Babies are in a unique position. They need the mother for everything, they need emotional attunement and physical survival. If the baby realizes that they must put their emotions aside in order to be fed, they eventually put their emotions aside and dissociate. This leads to their inability to deal with emotions later in life. I've learned that this isn't an emotional death sentence, it just means that I need to do more work. I need to be more mindful and I need to be more patient with myself than I have ever been in the past.
Remembering this, I know how and why I have ADD. I'm fairly certain my brother does as well. How can I be mad at my mother for this when I received the same treatment from her step-father? My great-grandmother also abused me when I "misbehaved" who most likely treated her daughter the same way who most likely just continued the trend. There were baby books for years that said the best way to deal with a crying infant is to treat them like my mother did my brother. A statistically higher percentage of adults with ADD are alienated from their families.

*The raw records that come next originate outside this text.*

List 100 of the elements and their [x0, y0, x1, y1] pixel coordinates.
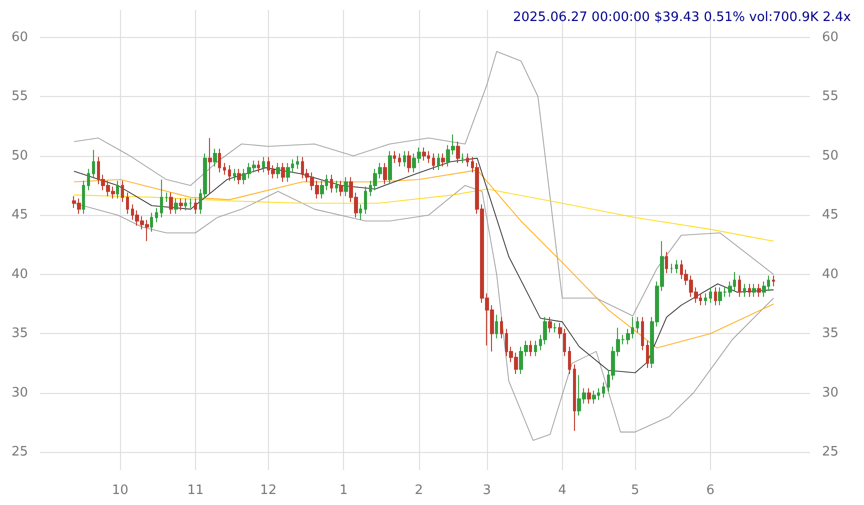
candlestick	[757, 283, 761, 298]
line-series	[74, 51, 774, 316]
y-tick-label: 35	[11, 326, 28, 342]
y-tick-label: 55	[11, 89, 28, 104]
candlestick	[432, 152, 435, 171]
candlestick	[359, 204, 362, 220]
candlestick	[388, 150, 392, 185]
candlestick	[461, 152, 464, 164]
candlestick	[233, 168, 236, 182]
candlestick	[383, 162, 387, 185]
candlestick	[213, 148, 217, 167]
candlestick	[748, 283, 751, 298]
x-tick-label: 3	[482, 483, 492, 498]
candlestick	[704, 292, 707, 306]
x-tick-label: 2	[414, 483, 424, 498]
candlestick	[218, 148, 221, 173]
candlestick	[126, 192, 129, 214]
candlestick	[262, 156, 265, 173]
candlestick	[738, 275, 741, 298]
x-tick-label: 1	[339, 483, 348, 498]
candlestick	[150, 212, 153, 232]
candlestick	[422, 147, 426, 162]
candlestick	[82, 180, 85, 214]
candlestick	[208, 138, 212, 194]
candlestick	[237, 168, 241, 185]
y2-tick-label: 40	[822, 266, 839, 282]
x-tick-label: 4	[558, 483, 566, 498]
y2-tick-label: 60	[822, 30, 839, 45]
candlestick	[500, 316, 503, 339]
candlestick	[403, 150, 406, 167]
candlestick	[437, 152, 440, 171]
candlestick	[121, 180, 124, 203]
y-tick-label: 40	[11, 266, 28, 282]
candlestick	[116, 180, 119, 200]
candlestick	[675, 260, 678, 274]
candlestick	[330, 174, 333, 194]
candlestick	[743, 283, 746, 298]
y-tick-label: 50	[11, 148, 28, 164]
candlestick	[344, 176, 348, 197]
candlestick	[160, 179, 163, 218]
candlestick	[529, 340, 532, 357]
y2-tick-label: 25	[822, 444, 839, 460]
candlestick	[87, 168, 90, 191]
candlestick	[296, 155, 299, 170]
line-series	[74, 170, 774, 348]
candlestick	[665, 251, 668, 274]
candlestick	[179, 198, 183, 211]
candlestick	[92, 149, 95, 179]
x-tick-label: 10	[112, 483, 128, 498]
candlestick	[189, 198, 192, 208]
candlestick	[194, 198, 197, 214]
candlestick	[553, 322, 557, 333]
candlestick	[407, 150, 411, 173]
candlestick	[174, 198, 178, 214]
candlestick	[495, 314, 498, 339]
y2-tick-label: 50	[822, 148, 839, 164]
candlestick	[393, 150, 396, 164]
candlestick	[286, 162, 290, 182]
y2-tick-label: 35	[822, 326, 839, 342]
x-tick-label: 12	[260, 483, 277, 498]
candlestick	[592, 390, 596, 404]
candlestick	[573, 364, 576, 432]
candlestick	[441, 152, 445, 167]
candlestick	[155, 207, 158, 223]
candlestick	[670, 263, 673, 274]
candlestick	[641, 316, 644, 351]
candlestick	[568, 346, 571, 374]
candlestick	[709, 286, 712, 304]
candlestick	[223, 162, 226, 176]
candlestick	[257, 160, 260, 173]
x-tick-label: 11	[187, 483, 204, 498]
candlestick	[335, 180, 338, 194]
candlestick	[646, 340, 649, 369]
candlestick	[169, 192, 173, 214]
candlestick	[772, 275, 775, 287]
y-tick-label: 30	[11, 385, 28, 400]
line-series	[74, 188, 774, 242]
y-tick-label: 60	[11, 30, 28, 45]
chart-title: 2025.06.27 00:00:00 $39.43 0.51% vol:700.9K 2.4x	[512, 10, 852, 25]
candlestick	[534, 340, 537, 357]
candlestick	[165, 192, 168, 203]
x-tick-label: 6	[706, 483, 715, 498]
candlestick	[752, 283, 756, 298]
line-series	[74, 158, 774, 374]
candlestick	[228, 164, 231, 182]
candlestick	[636, 316, 639, 333]
y2-tick-label: 30	[822, 385, 839, 400]
candlestick	[281, 162, 285, 182]
line-series	[74, 185, 774, 441]
y2-tick-label: 55	[822, 89, 839, 104]
candlestick	[602, 382, 605, 398]
candlestick	[466, 152, 469, 167]
candlestick	[587, 388, 591, 404]
candlestick	[276, 162, 280, 179]
y-tick-label: 45	[11, 208, 28, 223]
y-tick-label: 25	[11, 444, 28, 460]
x-tick-label: 5	[630, 483, 640, 498]
candlestick	[548, 316, 552, 333]
candlestick	[364, 186, 367, 214]
candlestick	[398, 152, 401, 167]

Adults with ADD complain of lives where they haven't lived up to their potential. People that meet them say they're bright, sensitive, nice, and all manner of seemingly positive traits. Except, they can't keep it together long enough to actually achieve anything. Procrastination is rampant because the reward system in our brains is wonky. Feelings of inadequacy stemming from the inability to "be normal". Which makes sense because my life has never been normal, or natural as I've come to find out. They can be quick to anger and other emotions because they don't have a working regulatory apparatus in their brain.
Coping mechanisms often include drugs and alcohol because their is a baby sized hole in their hearts. They don't experience emotions the same way that others do because they have a differently wired brain. The reward system in the brain can be almost entirely wrong and still come up with a "functioning" adult. ADD is caused in infancy, the situations that give rise to the ADD are usually still present in the family as the child gets older. Not only is this child ill-equipped to deal with hardships at home, they are usually in a home that will have many hardships.
My entire life I've been ill-equipped to deal with being overly sensitive, which is almost certainly why I write like I do. It's also why I drank. I'm guilty of pursuing that which is of interest and only recently have I sought out that which is in my interest.